London
I really must come to England more often. The last time I was here, in mid-February, Princess Margaret gave up the ghost. And now, even as I step off the wondrous train that connects Paris to London, the flags are hauled halfway down to mark the passing of Queen Elizabeth the Queen Mother, last Empress of India. This was supposed to be a Jubilee year, marking half a century of the present sovereign's rule. But it has been a series of black-draped obsequies so far. And I plan to come back in early June...

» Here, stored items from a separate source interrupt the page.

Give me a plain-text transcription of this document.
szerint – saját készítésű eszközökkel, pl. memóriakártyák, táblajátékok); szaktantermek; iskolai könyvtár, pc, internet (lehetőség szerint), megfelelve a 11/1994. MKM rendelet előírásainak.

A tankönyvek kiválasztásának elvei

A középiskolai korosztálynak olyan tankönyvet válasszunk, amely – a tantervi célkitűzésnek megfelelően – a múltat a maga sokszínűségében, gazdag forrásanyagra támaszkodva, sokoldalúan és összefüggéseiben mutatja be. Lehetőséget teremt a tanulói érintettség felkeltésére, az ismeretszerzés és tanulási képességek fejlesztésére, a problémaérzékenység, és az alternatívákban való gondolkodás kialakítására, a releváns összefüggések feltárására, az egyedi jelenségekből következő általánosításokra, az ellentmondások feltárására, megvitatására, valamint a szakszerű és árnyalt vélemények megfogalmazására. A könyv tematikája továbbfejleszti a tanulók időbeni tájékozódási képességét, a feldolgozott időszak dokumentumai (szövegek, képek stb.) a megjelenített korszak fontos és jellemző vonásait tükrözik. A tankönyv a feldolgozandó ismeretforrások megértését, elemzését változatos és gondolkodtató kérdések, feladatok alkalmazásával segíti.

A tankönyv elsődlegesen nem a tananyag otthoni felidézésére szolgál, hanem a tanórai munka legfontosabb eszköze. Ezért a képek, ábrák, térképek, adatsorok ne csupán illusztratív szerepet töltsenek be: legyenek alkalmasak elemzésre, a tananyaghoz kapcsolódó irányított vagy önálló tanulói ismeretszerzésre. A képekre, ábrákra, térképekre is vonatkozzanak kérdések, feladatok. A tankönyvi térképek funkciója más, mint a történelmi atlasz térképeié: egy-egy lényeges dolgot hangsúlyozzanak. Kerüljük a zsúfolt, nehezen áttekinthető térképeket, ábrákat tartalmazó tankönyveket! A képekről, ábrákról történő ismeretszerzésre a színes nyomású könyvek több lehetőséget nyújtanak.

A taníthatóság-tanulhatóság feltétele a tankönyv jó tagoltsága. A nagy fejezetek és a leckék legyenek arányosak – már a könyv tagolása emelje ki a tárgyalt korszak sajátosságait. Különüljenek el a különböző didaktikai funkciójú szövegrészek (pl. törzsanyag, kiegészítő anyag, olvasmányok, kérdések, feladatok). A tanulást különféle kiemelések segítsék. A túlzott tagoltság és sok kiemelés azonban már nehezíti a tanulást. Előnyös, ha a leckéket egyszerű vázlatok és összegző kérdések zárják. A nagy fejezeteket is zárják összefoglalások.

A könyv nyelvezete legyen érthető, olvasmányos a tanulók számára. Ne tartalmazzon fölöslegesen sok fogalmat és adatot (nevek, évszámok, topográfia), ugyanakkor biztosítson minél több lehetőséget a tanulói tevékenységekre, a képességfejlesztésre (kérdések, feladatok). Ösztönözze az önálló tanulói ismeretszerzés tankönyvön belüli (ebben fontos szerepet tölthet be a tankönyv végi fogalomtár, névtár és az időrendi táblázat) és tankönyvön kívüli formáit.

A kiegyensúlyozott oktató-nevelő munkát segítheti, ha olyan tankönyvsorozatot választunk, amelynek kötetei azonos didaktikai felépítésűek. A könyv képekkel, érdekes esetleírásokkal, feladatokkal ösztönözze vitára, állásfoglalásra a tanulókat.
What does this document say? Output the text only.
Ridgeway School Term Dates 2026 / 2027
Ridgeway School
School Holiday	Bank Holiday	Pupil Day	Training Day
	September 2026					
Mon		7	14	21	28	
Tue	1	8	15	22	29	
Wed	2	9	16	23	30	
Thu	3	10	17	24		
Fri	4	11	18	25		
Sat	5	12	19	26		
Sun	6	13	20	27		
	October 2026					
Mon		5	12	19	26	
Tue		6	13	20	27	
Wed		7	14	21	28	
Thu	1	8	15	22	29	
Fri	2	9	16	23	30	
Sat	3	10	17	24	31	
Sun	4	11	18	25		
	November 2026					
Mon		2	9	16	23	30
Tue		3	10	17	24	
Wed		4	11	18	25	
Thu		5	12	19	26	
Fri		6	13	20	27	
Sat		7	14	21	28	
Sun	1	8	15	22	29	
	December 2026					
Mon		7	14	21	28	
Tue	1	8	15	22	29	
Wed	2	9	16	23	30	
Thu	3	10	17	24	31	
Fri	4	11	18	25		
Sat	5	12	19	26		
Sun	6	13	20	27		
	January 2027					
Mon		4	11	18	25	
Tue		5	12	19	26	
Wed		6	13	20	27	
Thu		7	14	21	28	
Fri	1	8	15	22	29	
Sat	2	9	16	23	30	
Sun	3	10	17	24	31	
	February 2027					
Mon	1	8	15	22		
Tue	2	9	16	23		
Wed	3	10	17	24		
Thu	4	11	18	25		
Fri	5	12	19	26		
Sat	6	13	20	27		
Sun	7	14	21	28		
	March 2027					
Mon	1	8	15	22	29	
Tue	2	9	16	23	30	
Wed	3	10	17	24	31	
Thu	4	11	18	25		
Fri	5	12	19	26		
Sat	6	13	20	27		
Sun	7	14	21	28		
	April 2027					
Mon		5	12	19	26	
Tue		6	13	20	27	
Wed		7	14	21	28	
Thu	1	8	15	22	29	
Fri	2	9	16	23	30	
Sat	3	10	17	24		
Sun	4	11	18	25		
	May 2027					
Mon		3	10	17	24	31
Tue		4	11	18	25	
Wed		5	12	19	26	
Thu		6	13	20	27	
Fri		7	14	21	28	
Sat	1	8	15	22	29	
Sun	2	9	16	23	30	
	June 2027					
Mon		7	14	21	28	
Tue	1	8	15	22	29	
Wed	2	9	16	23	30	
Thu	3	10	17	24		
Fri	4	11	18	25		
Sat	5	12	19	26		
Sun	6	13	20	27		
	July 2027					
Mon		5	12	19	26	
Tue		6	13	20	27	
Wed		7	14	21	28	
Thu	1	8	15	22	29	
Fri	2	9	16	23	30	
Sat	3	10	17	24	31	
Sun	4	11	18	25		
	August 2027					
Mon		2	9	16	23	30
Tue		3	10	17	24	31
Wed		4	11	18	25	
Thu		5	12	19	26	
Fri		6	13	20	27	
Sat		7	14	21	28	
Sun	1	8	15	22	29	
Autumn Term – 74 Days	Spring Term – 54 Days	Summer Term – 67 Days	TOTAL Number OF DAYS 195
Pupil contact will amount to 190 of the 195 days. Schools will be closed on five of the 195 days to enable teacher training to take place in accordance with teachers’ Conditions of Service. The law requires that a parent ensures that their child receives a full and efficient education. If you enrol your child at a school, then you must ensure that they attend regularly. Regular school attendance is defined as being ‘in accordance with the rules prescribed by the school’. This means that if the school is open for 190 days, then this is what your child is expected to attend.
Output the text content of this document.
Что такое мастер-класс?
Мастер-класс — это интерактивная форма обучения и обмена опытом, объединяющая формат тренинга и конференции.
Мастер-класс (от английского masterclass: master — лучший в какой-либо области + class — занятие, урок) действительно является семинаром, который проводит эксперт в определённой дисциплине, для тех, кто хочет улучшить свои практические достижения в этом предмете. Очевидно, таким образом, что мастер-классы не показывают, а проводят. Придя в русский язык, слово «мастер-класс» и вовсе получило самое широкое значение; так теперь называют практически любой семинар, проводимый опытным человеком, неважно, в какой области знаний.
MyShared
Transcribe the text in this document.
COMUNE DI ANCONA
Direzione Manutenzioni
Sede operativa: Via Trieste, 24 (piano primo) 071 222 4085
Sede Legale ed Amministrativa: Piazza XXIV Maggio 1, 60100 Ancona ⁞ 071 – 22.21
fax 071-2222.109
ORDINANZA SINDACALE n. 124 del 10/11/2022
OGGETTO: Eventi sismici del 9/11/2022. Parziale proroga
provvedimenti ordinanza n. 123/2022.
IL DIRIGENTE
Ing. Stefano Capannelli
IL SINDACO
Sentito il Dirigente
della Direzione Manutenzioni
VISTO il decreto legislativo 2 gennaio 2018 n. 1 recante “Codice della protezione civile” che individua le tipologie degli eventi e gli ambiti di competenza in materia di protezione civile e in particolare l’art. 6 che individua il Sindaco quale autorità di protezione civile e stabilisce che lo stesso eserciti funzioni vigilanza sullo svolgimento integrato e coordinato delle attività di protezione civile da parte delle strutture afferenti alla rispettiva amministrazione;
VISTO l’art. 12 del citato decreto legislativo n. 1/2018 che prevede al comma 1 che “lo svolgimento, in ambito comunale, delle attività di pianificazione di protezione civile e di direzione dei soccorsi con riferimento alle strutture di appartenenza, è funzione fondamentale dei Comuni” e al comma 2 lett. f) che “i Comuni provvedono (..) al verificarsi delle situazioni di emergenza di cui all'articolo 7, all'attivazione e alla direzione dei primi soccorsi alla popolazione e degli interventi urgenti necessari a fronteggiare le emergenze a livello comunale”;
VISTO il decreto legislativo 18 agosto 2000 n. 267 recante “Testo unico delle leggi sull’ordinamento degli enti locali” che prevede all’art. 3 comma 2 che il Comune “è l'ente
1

A sycophantic American media (for which there is even less excuse than a sycophantically royalist English one) has already bombarded you with the palace spin on the old girl's life. Amazing sprightliness into advanced old age; always a kind word and a wave for the commoners; great pluck during the Blitz; devotion to duty; a symbol of historic continuity.... This is all utter rubbish. Take only the most celebrated of the myths: the one about her stoicism during the Nazi bombardment of London. It is true that the royal family decided not to leave the capital during the war, and it is also true that a few bombs did strike Buckingham Palace. But no account of this period is complete unless one recalls the long, steady support of King George and his late wife for the Chamberlain-Halifax policy of appeasement. They did not go as far in pro-Hitler sympathy as did the disgraced Edward VIII and his famous consort, Wallis Simpson, but they did their best.